According to a UN report, on the night of 28 August 1953 bombs were thrown through the windows of huts in Bureij where refugees were sleeping and, as they fled, they were attacked by small arms and automatic weapons. According to Gelber, after one month of Unit 101 starting training "a patrol of the unit [] infiltrated into the Gaza Strip as an exercise, encountered [Palestinians] in al-Bureij refugee camp, opened fire to rescue itself and left behind about 30 killed Arabs and dozens of wounded." According to Bishara 43 Palestinian civilians with seven women amongst them were killed, and 22 wounded. The Mixed Armistice Commission report put the total at 20 killed, 27 seriously wounded, and 35 less seriously wounded. Unit 101 suffered two wounded soldiers. Ariel Sharon, who had personally led the attack wrote in his report:
"The enemy opened fire on me from the northwest. ... I decided that it was better to pass through the camp and slip out the other side than to go back the way I came, because crops, gardens, barbed wire and guards made it difficult to move in that direction. ... I also decided that offensive action was better than giving the impression that we were attempting to escape... Therefore I invaded the camp with my group."
The raid was heavily condemned by the Mixed Armistice Commission, who called it “an appalling case of deliberate mass murder”, the raid was publicly criticized in the Israeli cabinet by at least one minister.
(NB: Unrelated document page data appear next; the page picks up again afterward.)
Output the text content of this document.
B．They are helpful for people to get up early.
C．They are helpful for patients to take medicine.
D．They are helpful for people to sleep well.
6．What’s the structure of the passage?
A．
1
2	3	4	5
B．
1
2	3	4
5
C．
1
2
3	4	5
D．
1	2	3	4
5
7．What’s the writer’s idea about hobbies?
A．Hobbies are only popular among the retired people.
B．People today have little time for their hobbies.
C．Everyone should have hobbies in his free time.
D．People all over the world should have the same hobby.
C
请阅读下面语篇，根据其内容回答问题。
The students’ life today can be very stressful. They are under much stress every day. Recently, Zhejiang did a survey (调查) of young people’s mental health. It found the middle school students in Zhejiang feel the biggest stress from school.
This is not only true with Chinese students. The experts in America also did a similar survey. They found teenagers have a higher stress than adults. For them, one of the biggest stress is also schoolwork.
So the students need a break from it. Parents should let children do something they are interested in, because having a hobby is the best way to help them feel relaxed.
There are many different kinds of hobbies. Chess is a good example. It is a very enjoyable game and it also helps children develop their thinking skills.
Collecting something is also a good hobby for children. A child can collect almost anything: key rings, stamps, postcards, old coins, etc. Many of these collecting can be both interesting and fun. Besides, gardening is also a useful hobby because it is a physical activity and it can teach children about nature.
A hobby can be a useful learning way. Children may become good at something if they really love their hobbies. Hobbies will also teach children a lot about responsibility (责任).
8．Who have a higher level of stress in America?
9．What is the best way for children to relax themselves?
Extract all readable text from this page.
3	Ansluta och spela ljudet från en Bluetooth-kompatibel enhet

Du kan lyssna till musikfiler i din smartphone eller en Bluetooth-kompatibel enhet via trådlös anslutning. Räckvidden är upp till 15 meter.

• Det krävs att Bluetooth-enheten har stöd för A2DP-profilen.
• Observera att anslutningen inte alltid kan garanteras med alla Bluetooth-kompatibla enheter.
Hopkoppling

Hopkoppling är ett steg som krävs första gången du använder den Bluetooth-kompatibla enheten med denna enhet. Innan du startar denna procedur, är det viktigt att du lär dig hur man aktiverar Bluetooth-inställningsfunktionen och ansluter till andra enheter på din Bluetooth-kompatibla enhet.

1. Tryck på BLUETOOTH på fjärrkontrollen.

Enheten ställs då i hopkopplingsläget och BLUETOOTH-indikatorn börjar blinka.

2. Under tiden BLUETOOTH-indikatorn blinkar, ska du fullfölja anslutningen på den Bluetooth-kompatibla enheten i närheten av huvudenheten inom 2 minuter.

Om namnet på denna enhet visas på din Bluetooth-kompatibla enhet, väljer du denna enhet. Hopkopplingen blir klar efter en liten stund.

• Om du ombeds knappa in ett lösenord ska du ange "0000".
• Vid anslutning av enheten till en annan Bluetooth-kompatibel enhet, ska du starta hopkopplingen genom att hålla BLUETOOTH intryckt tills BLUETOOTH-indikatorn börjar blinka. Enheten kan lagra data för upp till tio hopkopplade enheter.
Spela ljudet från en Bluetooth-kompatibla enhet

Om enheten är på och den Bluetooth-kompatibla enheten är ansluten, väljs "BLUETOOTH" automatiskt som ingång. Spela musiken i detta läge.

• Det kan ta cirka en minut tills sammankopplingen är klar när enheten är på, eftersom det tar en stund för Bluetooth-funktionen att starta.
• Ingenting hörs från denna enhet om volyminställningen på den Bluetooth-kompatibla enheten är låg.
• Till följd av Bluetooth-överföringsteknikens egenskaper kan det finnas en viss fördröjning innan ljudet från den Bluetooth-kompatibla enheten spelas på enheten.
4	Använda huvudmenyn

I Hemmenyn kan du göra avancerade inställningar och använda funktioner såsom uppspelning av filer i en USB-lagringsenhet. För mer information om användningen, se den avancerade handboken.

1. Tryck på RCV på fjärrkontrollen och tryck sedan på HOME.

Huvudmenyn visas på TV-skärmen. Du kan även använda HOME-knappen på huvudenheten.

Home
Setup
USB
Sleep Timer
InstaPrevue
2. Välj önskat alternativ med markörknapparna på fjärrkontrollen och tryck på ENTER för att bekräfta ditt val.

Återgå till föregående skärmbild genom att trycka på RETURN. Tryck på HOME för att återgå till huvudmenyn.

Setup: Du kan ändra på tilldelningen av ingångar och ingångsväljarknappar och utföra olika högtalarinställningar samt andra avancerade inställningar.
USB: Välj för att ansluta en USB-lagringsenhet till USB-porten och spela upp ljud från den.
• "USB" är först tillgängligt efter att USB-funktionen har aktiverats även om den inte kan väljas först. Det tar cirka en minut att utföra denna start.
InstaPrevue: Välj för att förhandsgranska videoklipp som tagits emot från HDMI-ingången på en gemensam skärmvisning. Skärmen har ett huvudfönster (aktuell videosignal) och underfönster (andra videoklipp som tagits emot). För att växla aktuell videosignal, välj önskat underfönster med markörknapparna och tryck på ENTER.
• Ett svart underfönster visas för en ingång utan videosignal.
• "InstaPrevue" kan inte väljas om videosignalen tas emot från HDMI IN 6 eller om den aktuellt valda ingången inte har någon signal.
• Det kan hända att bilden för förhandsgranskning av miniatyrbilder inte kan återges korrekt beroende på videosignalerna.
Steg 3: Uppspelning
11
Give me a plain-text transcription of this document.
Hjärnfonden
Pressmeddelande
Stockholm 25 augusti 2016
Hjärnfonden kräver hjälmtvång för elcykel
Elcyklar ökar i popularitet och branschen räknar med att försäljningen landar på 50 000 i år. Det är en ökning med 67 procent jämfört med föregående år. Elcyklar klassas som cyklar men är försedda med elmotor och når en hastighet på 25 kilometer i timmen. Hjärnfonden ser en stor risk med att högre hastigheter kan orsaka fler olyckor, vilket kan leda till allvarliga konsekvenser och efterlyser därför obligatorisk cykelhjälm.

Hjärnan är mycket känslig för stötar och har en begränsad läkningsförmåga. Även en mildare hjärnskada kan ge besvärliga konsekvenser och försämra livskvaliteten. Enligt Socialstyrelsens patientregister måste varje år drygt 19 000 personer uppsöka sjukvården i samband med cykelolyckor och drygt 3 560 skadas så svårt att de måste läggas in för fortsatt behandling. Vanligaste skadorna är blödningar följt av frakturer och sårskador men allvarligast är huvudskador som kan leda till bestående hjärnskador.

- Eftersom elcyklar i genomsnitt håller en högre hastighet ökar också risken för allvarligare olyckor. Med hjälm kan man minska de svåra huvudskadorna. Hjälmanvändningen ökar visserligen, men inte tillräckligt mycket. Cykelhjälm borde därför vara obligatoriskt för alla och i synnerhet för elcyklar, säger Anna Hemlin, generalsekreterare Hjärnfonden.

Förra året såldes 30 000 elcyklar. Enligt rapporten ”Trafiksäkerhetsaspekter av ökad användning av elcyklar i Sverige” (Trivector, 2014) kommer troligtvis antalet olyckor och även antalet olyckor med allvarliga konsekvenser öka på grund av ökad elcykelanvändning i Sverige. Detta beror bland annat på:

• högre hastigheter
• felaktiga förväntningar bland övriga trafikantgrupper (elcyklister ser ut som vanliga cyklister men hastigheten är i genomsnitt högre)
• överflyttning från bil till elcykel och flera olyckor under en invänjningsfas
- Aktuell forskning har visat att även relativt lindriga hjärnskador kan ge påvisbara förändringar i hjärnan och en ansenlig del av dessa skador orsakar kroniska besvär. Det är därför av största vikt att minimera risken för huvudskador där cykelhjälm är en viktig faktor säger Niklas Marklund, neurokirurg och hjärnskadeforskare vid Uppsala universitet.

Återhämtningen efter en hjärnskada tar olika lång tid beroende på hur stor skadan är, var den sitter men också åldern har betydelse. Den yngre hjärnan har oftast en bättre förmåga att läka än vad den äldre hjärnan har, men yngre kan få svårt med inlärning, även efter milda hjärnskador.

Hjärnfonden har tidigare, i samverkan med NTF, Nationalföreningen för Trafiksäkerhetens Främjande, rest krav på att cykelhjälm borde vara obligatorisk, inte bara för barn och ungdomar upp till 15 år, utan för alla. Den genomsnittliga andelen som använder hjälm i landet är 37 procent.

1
The Mixed Armistice Commission, in an emergency meeting, adopted by a majority vote a resolution according to which the attack was made by a group of armed Israelis. Major General Bennike Chief of Staff of the United Nations Truce Supervision Organization stated that it was "probable in view of the fact that a quarter of the Israel complaints during the preceding four weeks referred to infiltration in this area" that the likely explanation was a "ruthless reprisal raid".

On 22 August 1988, Hani al-Shami from Bureij was killed by Israeli soldiers from the Givati Brigade. Maher Mahmud al-Makadma was shot and killed by IDF troops while painting slogans on 4 October 1989. On 20 September 1990, an Israeli soldier, Amnon Pommerantz, took a wrong turn into Bureij, panicked when stones were thrown, hit and wounded two children in a waggon while reversing, accidentally rammed a mosque and then got out and laid his rifle down and begged for mercy. He had to get back into his vehicle to shield himself from stones, and was knocked unconscious. Three youths doused the car with petrol and set it alight, incinerating Pommeranz. The culprits were identified by photos, and one turned himself in when the Shin Bet kidnapped his 5-year-old brother and threatened to send the boy to a detention camp where he would be raped, unless his elder brother surrendered. In retaliation, a large part of the Bureij camp was bulldozed in a collective punishment measure.

On 11 March 2002, a mass round-up of Palestinians took place when tanks entered the Bureij refugee camp killing two people. An IDF raid on 6 December 2002 by Israeli tanks and helicopter gunships led to 10 people being killed. A UN investigation found that eight of those killed in the attack were unarmed civilians. Of those, two were UN employees. On 6 March 2004 an Israeli raiding force was ambushed and came under fire.

An IDF raid on Bureij refugee camp in July 2007 by approximately 10 tanks and two bulldozers backed by helicopters was ambushed by members of Hamas's armed wing, the Izz ad-Din al-Qassam Brigades killing an IDF soldier. On 6 October 2007, Israeli forces breaking into the eastern part of the camp with the cover of Israeli aircraft led to armed clashes in the camp.

An extrajudicial assassination occurred on 27 February 2008 in the camp. During the Israeli shelling of the Gaza Strip in January 2009 ten people were injured at a UN health centre in the Bureij refugee camp and four people killed with 16 others wounded in a market.